En embuscade, le mouvement espère que la rentrée sociale sera la sienne et qu'elle lui permettra d'être à nouveau audible.
On en a entendu parler un peu, puis beaucoup, puis pratiquement plus du tout. Pourtant, s'il a été moins visible ces derniers mois, l'embrasement des «gilets jaunes» ne s'est jamais réellement éteint. Les groupes Facebook et les médias dédiés, toujours actifs, ont permis de maintenir le feu sacré.
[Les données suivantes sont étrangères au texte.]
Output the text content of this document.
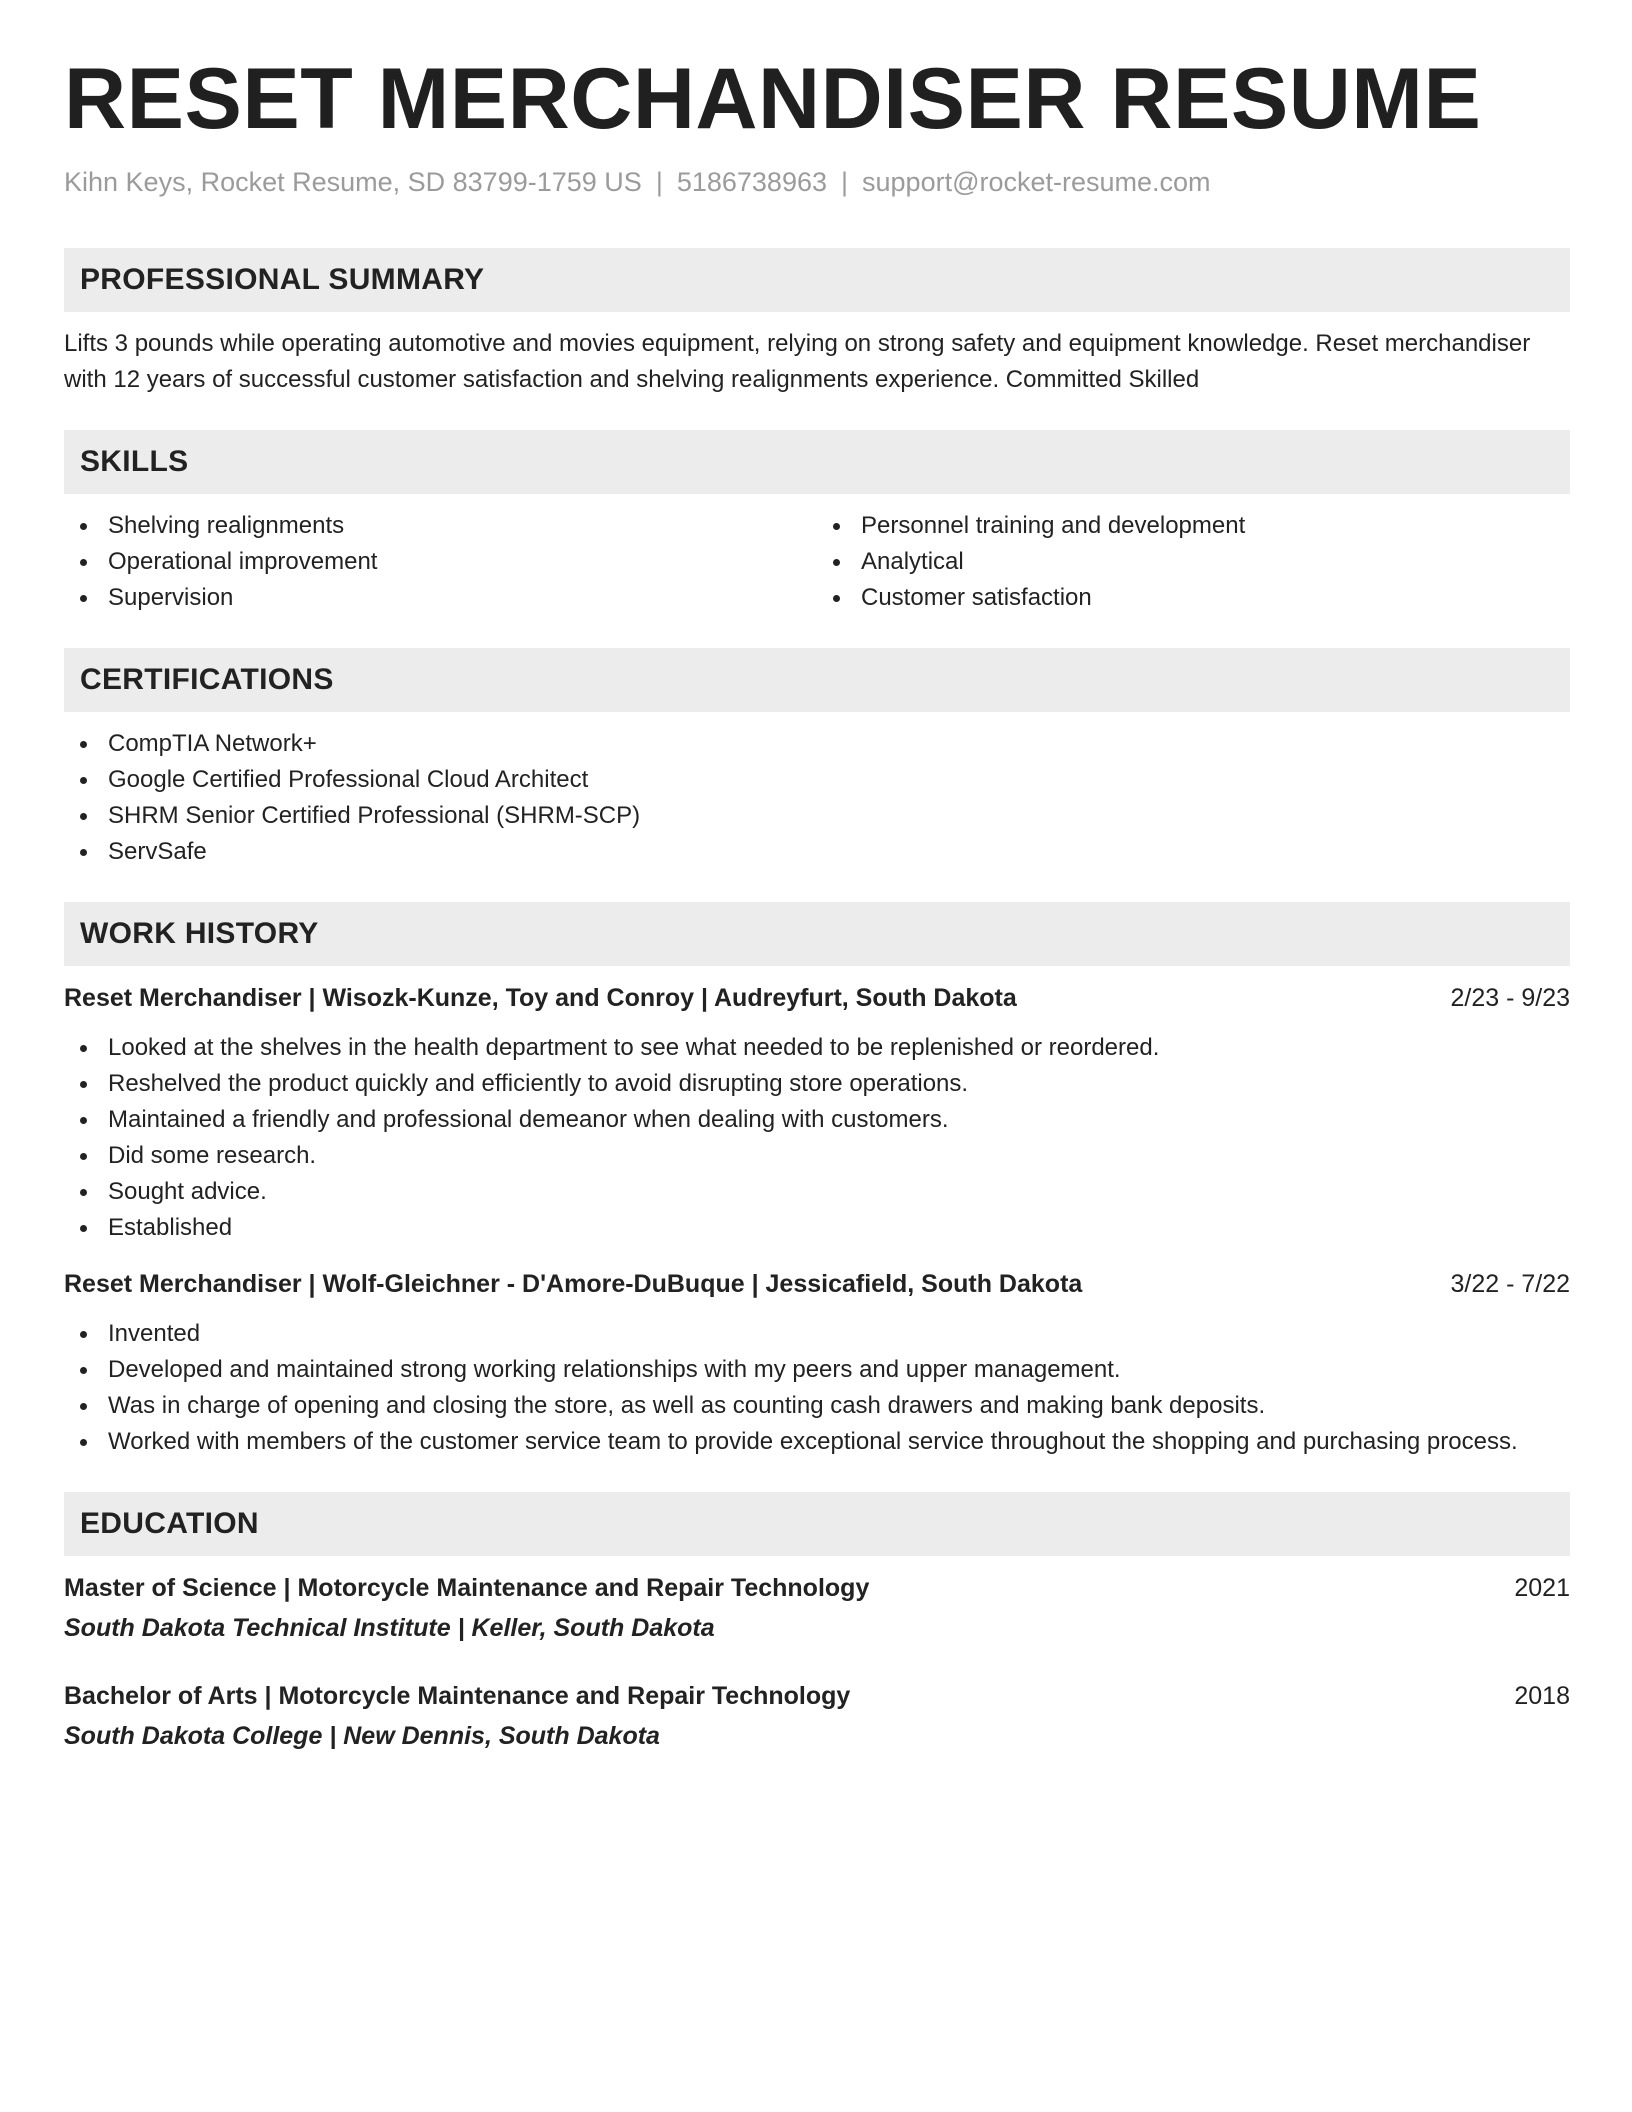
RESET MERCHANDISER RESUME
Kihn Keys, Rocket Resume, SD 83799-1759 US | 5186738963 | support@rocket-resume.com
PROFESSIONAL SUMMARY

Lifts 3 pounds while operating automotive and movies equipment, relying on strong safety and equipment knowledge. Reset merchandiser with 12 years of successful customer satisfaction and shelving realignments experience. Committed Skilled

SKILLS
Shelving realignments
Operational improvement
Supervision
Personnel training and development
Analytical
Customer satisfaction
CERTIFICATIONS
CompTIA Network+
Google Certified Professional Cloud Architect
SHRM Senior Certified Professional (SHRM-SCP)
ServSafe
WORK HISTORY
Reset Merchandiser | Wisozk-Kunze, Toy and Conroy | Audreyfurt, South Dakota	2/23 - 9/23
Looked at the shelves in the health department to see what needed to be replenished or reordered.
Reshelved the product quickly and efficiently to avoid disrupting store operations.
Maintained a friendly and professional demeanor when dealing with customers.
Did some research.
Sought advice.
Established
Reset Merchandiser | Wolf-Gleichner - D'Amore-DuBuque | Jessicafield, South Dakota	3/22 - 7/22
Invented
Developed and maintained strong working relationships with my peers and upper management.
Was in charge of opening and closing the store, as well as counting cash drawers and making bank deposits.
Worked with members of the customer service team to provide exceptional service throughout the shopping and purchasing process.
EDUCATION
Master of Science | Motorcycle Maintenance and Repair Technology	2021
South Dakota Technical Institute | Keller, South Dakota
Bachelor of Arts | Motorcycle Maintenance and Repair Technology	2018
South Dakota College | New Dennis, South Dakota
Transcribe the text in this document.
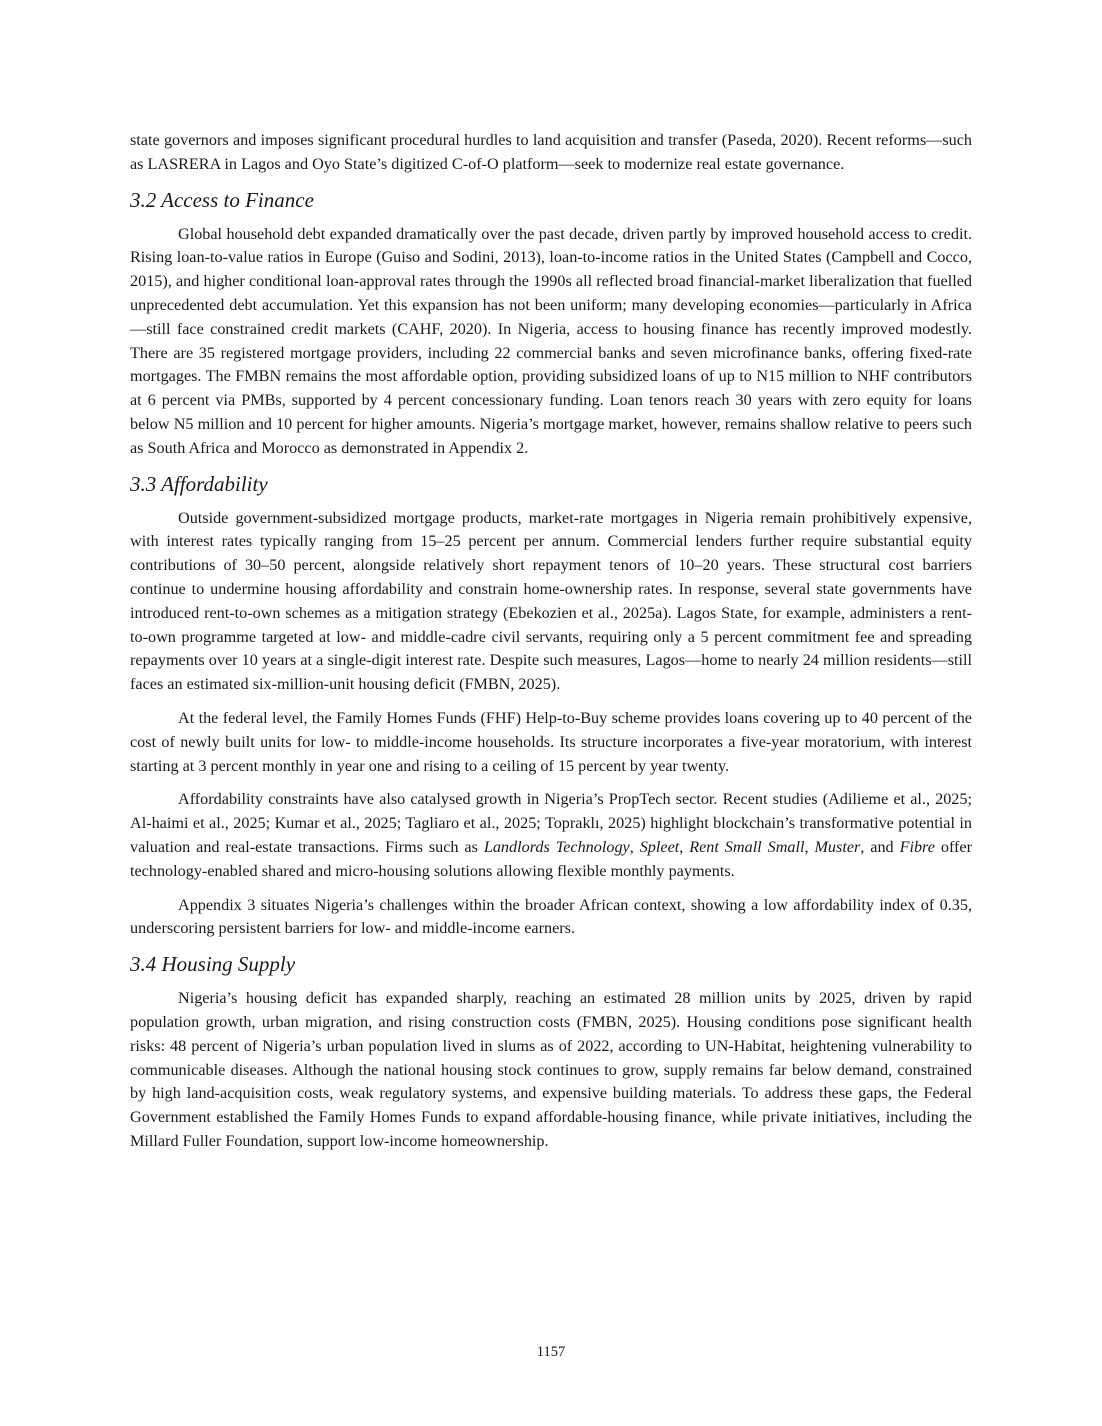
state governors and imposes significant procedural hurdles to land acquisition and transfer (Paseda, 2020). Recent reforms—such as LASRERA in Lagos and Oyo State’s digitized C-of-O platform—seek to modernize real estate governance.

3.2 Access to Finance

Global household debt expanded dramatically over the past decade, driven partly by improved household access to credit. Rising loan-to-value ratios in Europe (Guiso and Sodini, 2013), loan-to-income ratios in the United States (Campbell and Cocco, 2015), and higher conditional loan-approval rates through the 1990s all reflected broad financial-market liberalization that fuelled unprecedented debt accumulation. Yet this expansion has not been uniform; many developing economies—particularly in Africa—still face constrained credit markets (CAHF, 2020). In Nigeria, access to housing finance has recently improved modestly. There are 35 registered mortgage providers, including 22 commercial banks and seven microfinance banks, offering fixed-rate mortgages. The FMBN remains the most affordable option, providing subsidized loans of up to N15 million to NHF contributors at 6 percent via PMBs, supported by 4 percent concessionary funding. Loan tenors reach 30 years with zero equity for loans below N5 million and 10 percent for higher amounts. Nigeria’s mortgage market, however, remains shallow relative to peers such as South Africa and Morocco as demonstrated in Appendix 2.

3.3 Affordability

Outside government-subsidized mortgage products, market-rate mortgages in Nigeria remain prohibitively expensive, with interest rates typically ranging from 15–25 percent per annum. Commercial lenders further require substantial equity contributions of 30–50 percent, alongside relatively short repayment tenors of 10–20 years. These structural cost barriers continue to undermine housing affordability and constrain home-ownership rates. In response, several state governments have introduced rent-to-own schemes as a mitigation strategy (Ebekozien et al., 2025a). Lagos State, for example, administers a rent-to-own programme targeted at low- and middle-cadre civil servants, requiring only a 5 percent commitment fee and spreading repayments over 10 years at a single-digit interest rate. Despite such measures, Lagos—home to nearly 24 million residents—still faces an estimated six-million-unit housing deficit (FMBN, 2025).

At the federal level, the Family Homes Funds (FHF) Help-to-Buy scheme provides loans covering up to 40 percent of the cost of newly built units for low- to middle-income households. Its structure incorporates a five-year moratorium, with interest starting at 3 percent monthly in year one and rising to a ceiling of 15 percent by year twenty.

Affordability constraints have also catalysed growth in Nigeria’s PropTech sector. Recent studies (Adilieme et al., 2025; Al-haimi et al., 2025; Kumar et al., 2025; Tagliaro et al., 2025; Topraklı, 2025) highlight blockchain’s transformative potential in valuation and real-estate transactions. Firms such as Landlords Technology, Spleet, Rent Small Small, Muster, and Fibre offer technology-enabled shared and micro-housing solutions allowing flexible monthly payments.

Appendix 3 situates Nigeria’s challenges within the broader African context, showing a low affordability index of 0.35, underscoring persistent barriers for low- and middle-income earners.

3.4 Housing Supply

Nigeria’s housing deficit has expanded sharply, reaching an estimated 28 million units by 2025, driven by rapid population growth, urban migration, and rising construction costs (FMBN, 2025). Housing conditions pose significant health risks: 48 percent of Nigeria’s urban population lived in slums as of 2022, according to UN-Habitat, heightening vulnerability to communicable diseases. Although the national housing stock continues to grow, supply remains far below demand, constrained by high land-acquisition costs, weak regulatory systems, and expensive building materials. To address these gaps, the Federal Government established the Family Homes Funds to expand affordable-housing finance, while private initiatives, including the Millard Fuller Foundation, support low-income homeownership.

1157
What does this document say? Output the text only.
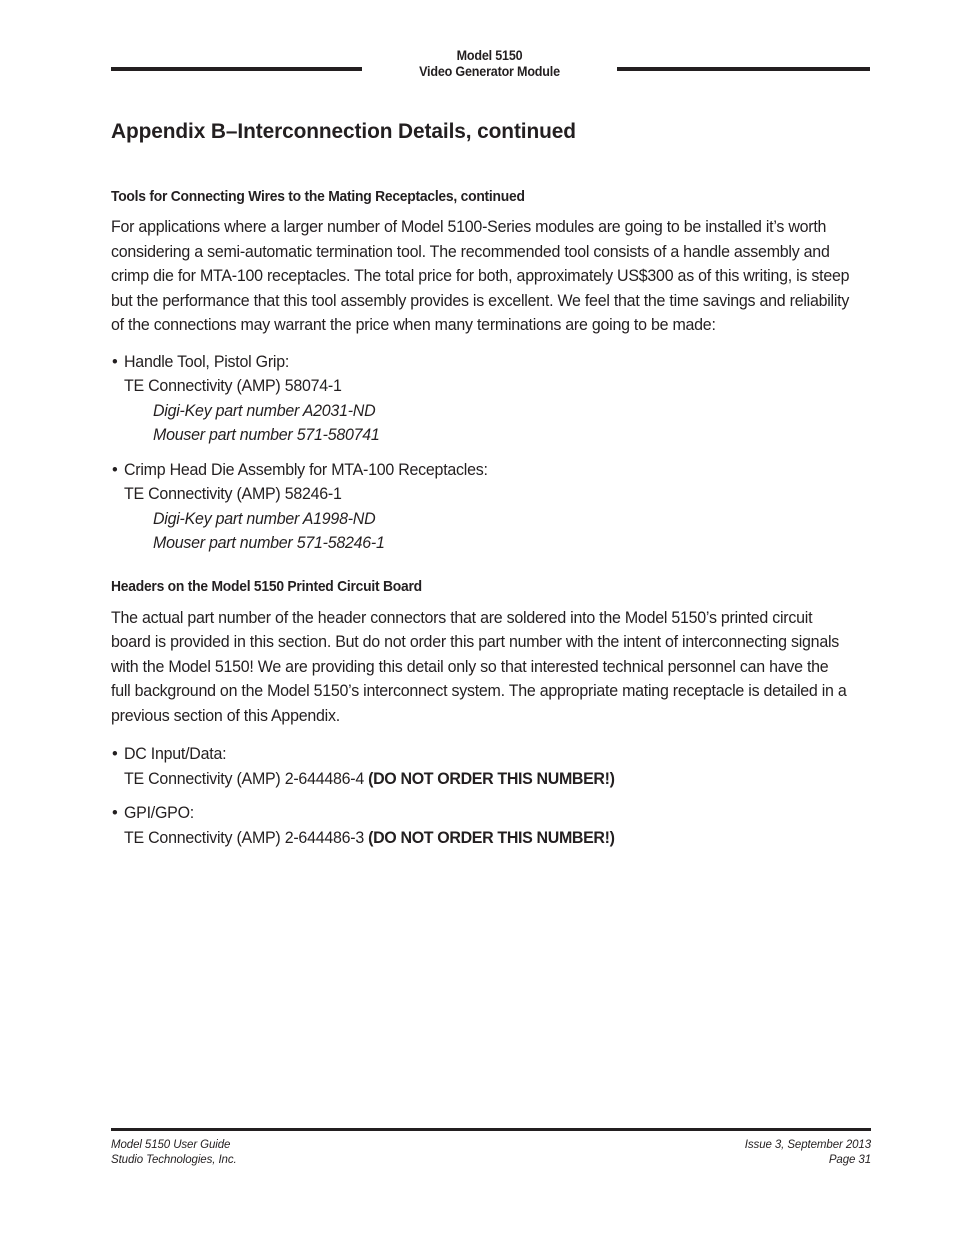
Model 5150
Video Generator Module
Appendix B–Interconnection Details, continued
Tools for Connecting Wires to the Mating Receptacles, continued

For applications where a larger number of Model 5100-Series modules are going to be installed it’s worth considering a semi-automatic termination tool. The recommended tool consists of a handle assembly and crimp die for MTA-100 receptacles. The total price for both, approximately US$300 as of this writing, is steep but the performance that this tool assembly provides is excellent. We feel that the time savings and reliability of the connections may warrant the price when many terminations are going to be made:

• Handle Tool, Pistol Grip:
TE Connectivity (AMP) 58074-1
Digi-Key part number A2031-ND
Mouser part number 571-580741
• Crimp Head Die Assembly for MTA-100 Receptacles:
TE Connectivity (AMP) 58246-1
Digi-Key part number A1998-ND
Mouser part number 571-58246-1
Headers on the Model 5150 Printed Circuit Board

The actual part number of the header connectors that are soldered into the Model 5150’s printed circuit board is provided in this section. But do not order this part number with the intent of interconnecting signals with the Model 5150! We are providing this detail only so that interested technical personnel can have the full background on the Model 5150’s interconnect system. The appropriate mating receptacle is detailed in a previous section of this Appendix.

• DC Input/Data:
TE Connectivity (AMP) 2-644486-4 (DO NOT ORDER THIS NUMBER!)
• GPI/GPO:
TE Connectivity (AMP) 2-644486-3 (DO NOT ORDER THIS NUMBER!)
Model 5150 User Guide
Studio Technologies, Inc.
Issue 3, September 2013
Page 31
Bien sûr, le mouvement s'est essoufflé au fil des samedis et les ronds-points ont été progressivement abandonnés. Mais le coronavirus est passé par-là, et beaucoup comptent aujourd'hui souffler sur les braises encore chaudes de l'une des grognes sociales les plus importantes de la Ve République.
Pour y arriver, les contestataires se sont à nouveau donné rendez-vous, le 12 septembre. Un samedi, évidemment.
Allié inattendu
Référendum d'initiative citoyenne, rétablissement de l'ISF, diminution des taxes relatives aux produits de première nécessité… Près de deux ans après le début de leur mobilisation, les «gilets jaunes» n'ont pas obtenu gain de cause sur une grande partie de leurs revendications.
Moins visible, leur colère noire est pourtant encore bien présente, assurent leurs sympathisant·es.
«Le Covid a prouvé nos propos sur la dégradation du système de santé et les limites du système capitaliste.»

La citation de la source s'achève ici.